Drive already mounted at /content/gdrive; to attempt to forcibly remount, call drive.mount("/content/gdrive", force_remount=True).


In [4]:
import pandas as pd
import numpy as np
!pip -q install statsmodels
import statsmodels

article = pd.read_csv("/content/gdrive/MyDrive/Capstone/cleaned_data/articles_clean.csv")
customer = pd.read_csv("/content/gdrive/MyDrive/Capstone/cleaned_data/customers_clean.csv")
trans = pd.read_csv("/content/gdrive/MyDrive/Capstone/cleaned_data/transactions_train.csv")

In [5]:
''' Replace string label to int label '''
catMap = {'LEFT CLUB':0, 'ACTIVE':2,'PRE-CREATE': 1, np.nan: 3}
newTable = customer.replace({ 'club_member_status': catMap})

from tabulate import tabulate
def drawTable(value: dict, header: list) -> str:
  ''' Draw a given dictionary into string '''
  return tabulate([(k,) + v for k, v in value.items()], headers=header, tablefmt='fancy_grid', numalign="right")

In [6]:
def univariateAnalysis(table:pd.DataFrame, numName:str, catName:str, catKeys: list)->None:
  valDict = {}
  num, cat = table[numName], table[catName]

  for k in catKeys:
    curr = num[cat==k]
    valDict[k] = (len(curr), curr.mean(), curr.var())

  header = ["key", "count", "mean", "variance"]
  print(drawTable(valDict, header))

''' Drawing Table '''
univariateAnalysis(newTable, 'age', 'club_member_status', [0, 1, 2, 3])


╒═══════╤═════════╤═════════╤════════════╕
│   key │   count │    mean │   variance │
╞═══════╪═════════╪═════════╪════════════╡
│     0 │     467 │ 34.0021 │    190.667 │
├───────┼─────────┼─────────┼────────────┤
│     1 │   92960 │ 40.4998 │    174.188 │
├───────┼─────────┼─────────┼────────────┤
│     2 │ 1272491 │ 36.0776 │    203.638 │
├───────┼─────────┼─────────┼────────────┤
│     3 │    6062 │ 37.4264 │    120.828 │
╘═══════╧═════════╧═════════╧════════════╛


In [7]:
from itertools import combinations
from statsmodels.stats.weightstats import ztest, ttest_ind

def statTests(table:pd.DataFrame, numName:str, catName:str, catKeys: list)->None:
  valDict = {}
  num, cat = table[numName], table[catName]
  for v1, v2 in list(combinations(catKeys,2)):
    r1, r2 = num[cat==v1], num[cat==v2]
    zvalue, pvalue1 = ztest(r1, r2, value=0)
    tvalue, pvalue2, dof = ttest_ind(r1, r2)
    valDict[f"{v1}, {v2}"] = (zvalue, tvalue, dof, pvalue1)
    if pvalue1-pvalue2 > 1e-10: print("Problem")

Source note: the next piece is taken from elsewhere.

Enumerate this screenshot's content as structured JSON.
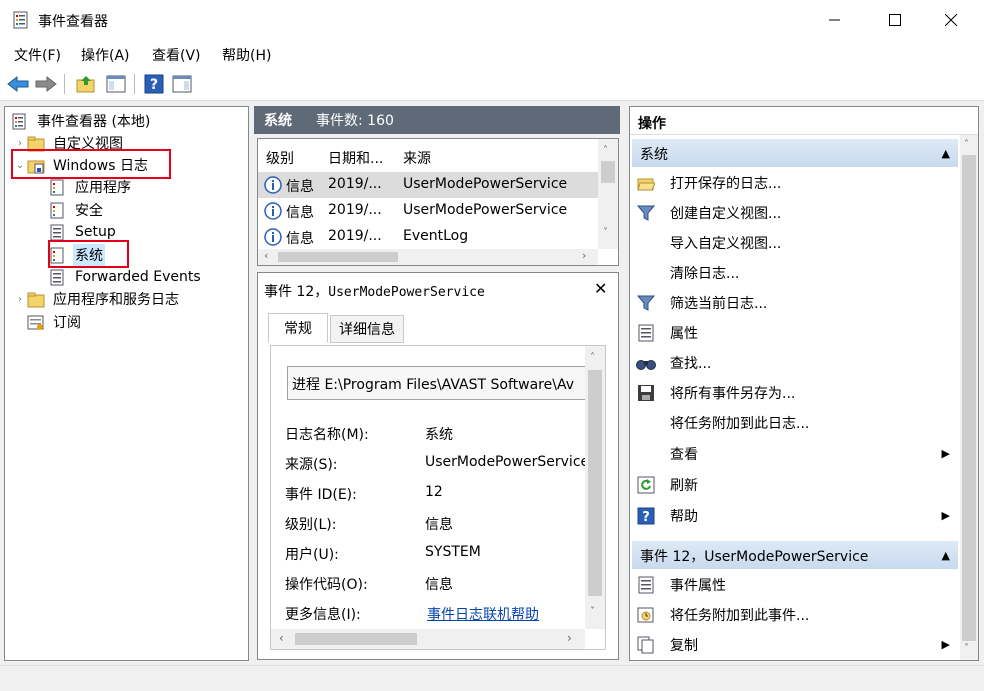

  header = ["key pair", "Z-Test", "T-Test", "DOF", "p-value" ]
  print(drawTable(valDict, header)) 

''' Drawing Table '''
statTests(newTable, 'age', 'club_member_status', [0, 1, 2, 3])

  import pandas.util.testing as tm


╒════════════╤══════════╤══════════╤═════════════╤═════════════╕
│ key pair   │   Z-Test │   T-Test │         DOF │     p-value │
╞════════════╪══════════╪══════════╪═════════════╪═════════════╡
│ 0, 1       │   -10.61 │   -10.61 │       93425 │ 2.67829e-26 │
├────────────┼──────────┼──────────┼─────────────┼─────────────┤
│ 0, 2       │ -3.14247 │ -3.14247 │ 1.27296e+06 │  0.00167531 │
├────────────┼──────────┼──────────┼─────────────┼─────────────┤
│ 0, 3       │ -6.35693 │ -6.35693 │        6527 │ 2.05823e-10 │
├────────────┼──────────┼──────────┼─────────────┼─────────────┤
│ 1, 2       │  91.6628 │  91.6628 │ 1.36545e+06 │           0 │
├────────────┼──────────┼──────────┼─────────────┼─────────────┤
│ 1, 3       │  17.7339 │  17.7339 │       99020 │ 2.29562e-70 │
├────────────┼──────────┼──────────┼─────────────┼─────────────┤
│ 2, 3       │ -7.34885 │ -7.34885 │ 1.27855e+06 │ 1.99916e-13 │
╘════════════╧══════════╧══════════╧═════════════╧═════════════╛


In [8]:
from scipy import stats
def anovaTable(table: pd.DataFrame, numName: str, catName: str, keys: list) -> None: # comment out for testing
# def anovaTable(): # comment in for testing
  sumList, sum2List, cntList =[], [], []
  # keys = [0, 1, 2] # comment in for testing
  # num = {0: [86,65,90,75], 1:[96,80,70,80,91], 2: [85,90,95,70,70]} # comment in for testing
  for k in keys:
    num, cat = table[numName], table[catName] # comment out for testing
    curr = num[cat==k] # comment out for testing
    # curr = np.array(num[k]) # comment in for testing
    sumList.append(curr.sum())
    sum2List.append(np.square(curr).sum())
    cntList.append(len(curr))

  sum_sqsum_over_c = sum([s2/c for s2, c in zip(np.square(sumList), cntList)])
  sumsq_over_sum_c = sum(sumList)**2/sum(cntList)
  sum_sum_sq = sum(sum2List)
  ssb = sum_sqsum_over_c - sumsq_over_sum_c
  ssw = sum_sum_sq - sum_sqsum_over_c
  sst = sum_sum_sq - sumsq_over_sum_c

  dfw = sum(cntList) - float(len(cntList))
  dfb = len(cntList) - 1.0
  dft = sum(cntList) - 1.0

  msb = ssb/dfb
  msw = ssw/dfw
  f = msb/msw
  pf = 1-stats.f.cdf(f, dfb, dfw)

  ''' Print a Table For the Result '''
  data = {"Between Groups":(ssb, dfb, round(msb, 3), round(f, 3), round(pf, 3)), 
          "Within Groups":(ssw, dfw, round(msw, 3), "", ""),
          "Total":(sst, dft, "", "", "")}
  header = ["Source of Variation", "Sum of Squares", "Degree of freedom", "Meansquare", "F-value", "probability"]
  print(drawTable(data, header))

''' Drawing Table '''
anovaTable(newTable, 'age', 'club_member_status', [0,1,2])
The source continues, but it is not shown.